I move through the garden, my breath shallow, my steps slow, heavy, but purposeful. I find the Monster in the library, its long fingers tracing the spines of the books.
I feel my voice catch in my throat as I force the words out.
“You did something to him, didn’t you?”
The Monster’s fingers still for a moment. Then it raises its gaze slowly, its eyes gold, unfathomable. It’s clear as day, looking at the rage and grief sitting on my chest.
“What do you mean, Agnes?” The Monster’s voice is a low hum, almost gentle, but there’s a thickness to it that I can’t ignore.
I hold the brooch tighter, the cool metal biting into my palm.
“His brooch,” I say, my voice tight. “I found it at the altar.”
For a moment, the Monster simply stands there, its presence filling the space like a shadow that refuses to leave. I can feel the weight of its gaze on me, its judgement settling like dust in the air.
“Some threads are meant to be cut, Agnes. Some people—some souls—are meant to stay in the dark,” the Monster says, its voice low and filled with something I can’t quite name.”
My pulse pounds in my ears. The Monster’s words are like poison, slipping into the cracks of my heart and twisting it, making it bleed even more.
“Why?” I whisper.
It sighs, then trails a long finger along the edge of the nearest shelf.
“You have your path, Agnes,” it says. “It was always meant to be this way. There is no place for him in your world.”

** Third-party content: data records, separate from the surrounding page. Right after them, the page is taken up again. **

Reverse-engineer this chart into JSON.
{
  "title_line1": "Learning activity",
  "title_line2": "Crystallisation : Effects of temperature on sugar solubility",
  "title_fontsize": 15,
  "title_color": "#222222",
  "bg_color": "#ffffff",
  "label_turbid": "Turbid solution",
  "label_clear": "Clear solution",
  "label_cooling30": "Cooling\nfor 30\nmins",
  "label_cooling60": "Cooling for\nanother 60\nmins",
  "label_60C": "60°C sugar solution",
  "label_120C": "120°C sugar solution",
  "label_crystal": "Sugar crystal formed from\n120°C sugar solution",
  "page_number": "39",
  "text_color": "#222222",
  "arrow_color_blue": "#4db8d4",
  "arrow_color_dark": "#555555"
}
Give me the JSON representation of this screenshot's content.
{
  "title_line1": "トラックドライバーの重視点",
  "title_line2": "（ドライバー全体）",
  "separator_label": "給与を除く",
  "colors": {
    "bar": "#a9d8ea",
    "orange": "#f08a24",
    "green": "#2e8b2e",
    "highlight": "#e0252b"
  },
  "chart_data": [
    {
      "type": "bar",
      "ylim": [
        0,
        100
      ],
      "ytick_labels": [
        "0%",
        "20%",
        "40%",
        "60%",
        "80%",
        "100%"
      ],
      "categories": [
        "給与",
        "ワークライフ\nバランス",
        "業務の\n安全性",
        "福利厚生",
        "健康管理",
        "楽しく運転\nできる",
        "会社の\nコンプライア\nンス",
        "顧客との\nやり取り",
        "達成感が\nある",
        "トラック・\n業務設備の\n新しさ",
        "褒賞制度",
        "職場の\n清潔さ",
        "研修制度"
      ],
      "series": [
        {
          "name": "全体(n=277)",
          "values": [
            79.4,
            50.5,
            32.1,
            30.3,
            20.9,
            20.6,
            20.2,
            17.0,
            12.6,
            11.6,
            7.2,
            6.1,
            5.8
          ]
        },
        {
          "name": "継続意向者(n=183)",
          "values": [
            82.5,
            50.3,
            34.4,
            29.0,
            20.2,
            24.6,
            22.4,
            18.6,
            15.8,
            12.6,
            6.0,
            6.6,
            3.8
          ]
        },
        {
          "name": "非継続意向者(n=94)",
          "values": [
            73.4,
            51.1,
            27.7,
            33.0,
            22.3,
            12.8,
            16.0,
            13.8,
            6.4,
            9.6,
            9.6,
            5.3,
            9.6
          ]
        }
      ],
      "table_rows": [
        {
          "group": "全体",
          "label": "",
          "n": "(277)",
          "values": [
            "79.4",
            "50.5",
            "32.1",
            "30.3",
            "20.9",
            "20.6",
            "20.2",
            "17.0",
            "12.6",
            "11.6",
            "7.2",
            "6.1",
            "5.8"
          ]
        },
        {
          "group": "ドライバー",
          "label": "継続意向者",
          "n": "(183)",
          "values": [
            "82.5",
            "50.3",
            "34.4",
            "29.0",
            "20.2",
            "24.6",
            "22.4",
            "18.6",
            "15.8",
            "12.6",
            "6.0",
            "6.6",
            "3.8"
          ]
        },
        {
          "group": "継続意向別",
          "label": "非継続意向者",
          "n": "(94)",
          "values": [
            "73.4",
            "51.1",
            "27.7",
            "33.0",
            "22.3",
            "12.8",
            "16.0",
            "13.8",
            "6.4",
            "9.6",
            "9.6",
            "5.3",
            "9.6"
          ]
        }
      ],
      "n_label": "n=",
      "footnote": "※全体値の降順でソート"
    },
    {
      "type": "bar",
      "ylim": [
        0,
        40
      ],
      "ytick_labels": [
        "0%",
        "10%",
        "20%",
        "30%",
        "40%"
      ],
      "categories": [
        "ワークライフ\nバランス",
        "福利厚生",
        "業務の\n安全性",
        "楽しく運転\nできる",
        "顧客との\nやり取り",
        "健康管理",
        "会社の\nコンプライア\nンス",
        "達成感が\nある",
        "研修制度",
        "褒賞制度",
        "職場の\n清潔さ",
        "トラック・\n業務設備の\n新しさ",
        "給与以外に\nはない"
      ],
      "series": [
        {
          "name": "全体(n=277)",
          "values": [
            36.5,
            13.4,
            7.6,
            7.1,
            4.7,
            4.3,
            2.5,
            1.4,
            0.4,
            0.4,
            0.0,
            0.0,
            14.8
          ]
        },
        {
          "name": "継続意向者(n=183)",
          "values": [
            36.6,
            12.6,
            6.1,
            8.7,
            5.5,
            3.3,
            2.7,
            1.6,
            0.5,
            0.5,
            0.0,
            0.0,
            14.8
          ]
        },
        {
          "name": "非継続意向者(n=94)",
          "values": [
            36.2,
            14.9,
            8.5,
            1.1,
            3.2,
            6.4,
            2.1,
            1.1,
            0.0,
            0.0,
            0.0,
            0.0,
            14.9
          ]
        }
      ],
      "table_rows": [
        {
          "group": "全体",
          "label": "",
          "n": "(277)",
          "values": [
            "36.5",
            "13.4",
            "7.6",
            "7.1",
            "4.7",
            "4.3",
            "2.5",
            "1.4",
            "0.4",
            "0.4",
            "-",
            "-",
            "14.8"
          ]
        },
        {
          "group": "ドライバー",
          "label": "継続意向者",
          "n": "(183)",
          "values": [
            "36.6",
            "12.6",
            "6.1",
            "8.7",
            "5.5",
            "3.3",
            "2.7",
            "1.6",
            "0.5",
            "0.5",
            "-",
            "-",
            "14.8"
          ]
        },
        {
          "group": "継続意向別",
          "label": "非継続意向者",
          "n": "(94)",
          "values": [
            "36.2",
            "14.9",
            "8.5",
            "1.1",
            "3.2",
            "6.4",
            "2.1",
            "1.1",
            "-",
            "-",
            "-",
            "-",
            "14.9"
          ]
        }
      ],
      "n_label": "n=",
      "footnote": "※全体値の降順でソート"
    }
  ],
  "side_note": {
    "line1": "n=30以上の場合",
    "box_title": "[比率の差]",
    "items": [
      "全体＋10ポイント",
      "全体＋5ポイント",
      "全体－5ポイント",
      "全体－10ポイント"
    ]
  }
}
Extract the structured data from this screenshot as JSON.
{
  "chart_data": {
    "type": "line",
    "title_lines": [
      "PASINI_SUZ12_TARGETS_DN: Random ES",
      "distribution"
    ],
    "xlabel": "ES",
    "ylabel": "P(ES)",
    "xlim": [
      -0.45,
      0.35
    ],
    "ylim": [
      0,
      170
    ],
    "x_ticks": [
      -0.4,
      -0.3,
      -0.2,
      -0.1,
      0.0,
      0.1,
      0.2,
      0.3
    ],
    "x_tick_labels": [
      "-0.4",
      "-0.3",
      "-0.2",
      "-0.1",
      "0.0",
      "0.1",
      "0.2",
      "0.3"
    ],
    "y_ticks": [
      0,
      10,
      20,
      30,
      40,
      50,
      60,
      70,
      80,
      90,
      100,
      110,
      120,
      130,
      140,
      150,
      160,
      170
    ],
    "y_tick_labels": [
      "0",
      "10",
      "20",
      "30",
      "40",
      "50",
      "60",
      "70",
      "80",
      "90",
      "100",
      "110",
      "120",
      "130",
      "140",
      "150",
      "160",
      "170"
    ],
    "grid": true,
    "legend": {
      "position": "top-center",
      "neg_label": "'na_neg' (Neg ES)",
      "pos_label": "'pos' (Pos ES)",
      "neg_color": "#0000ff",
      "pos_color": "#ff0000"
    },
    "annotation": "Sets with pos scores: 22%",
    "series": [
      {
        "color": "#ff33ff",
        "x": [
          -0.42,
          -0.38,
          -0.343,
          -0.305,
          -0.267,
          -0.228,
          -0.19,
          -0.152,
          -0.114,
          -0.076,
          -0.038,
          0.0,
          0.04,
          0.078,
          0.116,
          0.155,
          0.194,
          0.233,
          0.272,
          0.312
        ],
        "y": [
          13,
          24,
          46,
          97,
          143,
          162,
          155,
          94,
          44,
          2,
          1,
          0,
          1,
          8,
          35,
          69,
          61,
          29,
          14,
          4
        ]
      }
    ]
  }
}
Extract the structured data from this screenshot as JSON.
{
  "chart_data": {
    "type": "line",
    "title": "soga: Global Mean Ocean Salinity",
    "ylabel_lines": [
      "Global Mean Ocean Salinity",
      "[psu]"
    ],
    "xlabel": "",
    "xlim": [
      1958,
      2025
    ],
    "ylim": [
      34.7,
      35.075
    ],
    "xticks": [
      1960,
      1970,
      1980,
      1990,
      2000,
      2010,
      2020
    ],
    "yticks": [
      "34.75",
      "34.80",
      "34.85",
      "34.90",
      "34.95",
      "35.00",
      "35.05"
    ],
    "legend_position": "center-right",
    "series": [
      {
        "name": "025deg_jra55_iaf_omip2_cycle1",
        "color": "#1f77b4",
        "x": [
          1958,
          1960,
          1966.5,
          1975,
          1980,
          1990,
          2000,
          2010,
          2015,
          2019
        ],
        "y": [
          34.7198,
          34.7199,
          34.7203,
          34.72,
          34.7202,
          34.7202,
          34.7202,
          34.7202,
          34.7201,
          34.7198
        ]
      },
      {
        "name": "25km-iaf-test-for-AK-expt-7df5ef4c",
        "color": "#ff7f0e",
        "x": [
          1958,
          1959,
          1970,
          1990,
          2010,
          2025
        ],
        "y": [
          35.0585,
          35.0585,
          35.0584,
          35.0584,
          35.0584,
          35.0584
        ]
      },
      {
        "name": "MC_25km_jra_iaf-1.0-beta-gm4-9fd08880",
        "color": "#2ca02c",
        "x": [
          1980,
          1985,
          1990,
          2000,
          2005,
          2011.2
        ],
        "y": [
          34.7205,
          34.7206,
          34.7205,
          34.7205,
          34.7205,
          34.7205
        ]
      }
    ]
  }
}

“Eli made me believe that perhaps there was more to the world than just fate and the endless weave of magic,” I say, my voice low. “But it’s exactly that. Poisonous and endless.”
The Monster’s eyes narrow, something flickering in them—anger, regret, or something entirely different. “You don’t understand. The threads of fate are not kind. They pull and tear, leaving nothing but destruction in their wake. I’m protecting you. You can’t see it, but I can. It’s better this way. For you.”
I stand there, frozen, the brooch in my hand as heavy as lead.
“I will never forgive you,” I say. My voice is so low I’m not even sure it’s mine. “For taking him from me. And I’ll never forget. Not him. And not you.” I storm out of the room before the tears can fall. Not only because I know they will never stop—but because I will never trust anyone else to see them.
CHAPTER TWENTY-NINE
ELODIE
The roar of Declan’s engine echoed long after the red Ferrari vanished down the drive, under the arbour of trees. I stood for a moment beneath the moon-soaked archway of Thornhill, the chill clinging to my skin like a second coat.
Alistair was already waiting with the door open, his face as still as ever. He didn’t say a word as I passed him, but I felt his gaze press lightly against my back, like the brush of cobwebs. Inside, the manor was quiet. Not the comforting hush of rest, but a silence that listened.
I climbed the stairs slowly, each step a dull drumbeat of exhaustion. The weight of the night draped heavy over my shoulders, pressing into the hollow of my chest. Questions swirled like smoke—about Declan, about Varden, about Lilian and my mum, about the boy in the tunnels and the rotting sheep?—
I didn’t have the strength to chase them anymore.
All I wanted was the warm solitude of my room. A bath. A blanket. Maybe silence that wasn’t quite so sharp.
But when I opened my bedroom door, Myra sat on the edge of the bed with a book on her lap, her fingers tangling between the pages and her face hidden by a curtain of caramel coloured curls. The quiet I had longed for vanished. As if sensing my arrival, she looked up at me, blinked once, then closed the book with a soft snap, her eyes wide like a scared fawn’s.
“I thought you’d be back later,” she said, as though it would excuse her presence. I lingered in the doorway, my hand still on the knob, unsure whether to enter or turn back around. “I’m sorry,” she added more quietly, standing with the faint flicker of guilt in her eyes. “I was only curious about the book. I didn’t touch anything else.”
I stepped into the room but remained silent. It felt wrong, violating, finding her there.
“I only read the tales,” she went on. “The one with the death—it was a bit sharp, wasn’t it? Sudden, I mean.”
I loosened my scarf from around my neck, my fingers stiff as I draped it over the chair at my desk. I remembered the one she was talking about. Where the Girl Inked with Magic had taken fate into her own hands and killed the Monster after it had viciously killed the man she loved. Another tale that reminded me of Agnes’ story in theTome of Fates.
“I think it was real,” I said at last, my voice thin. “Her revenge felt honest.”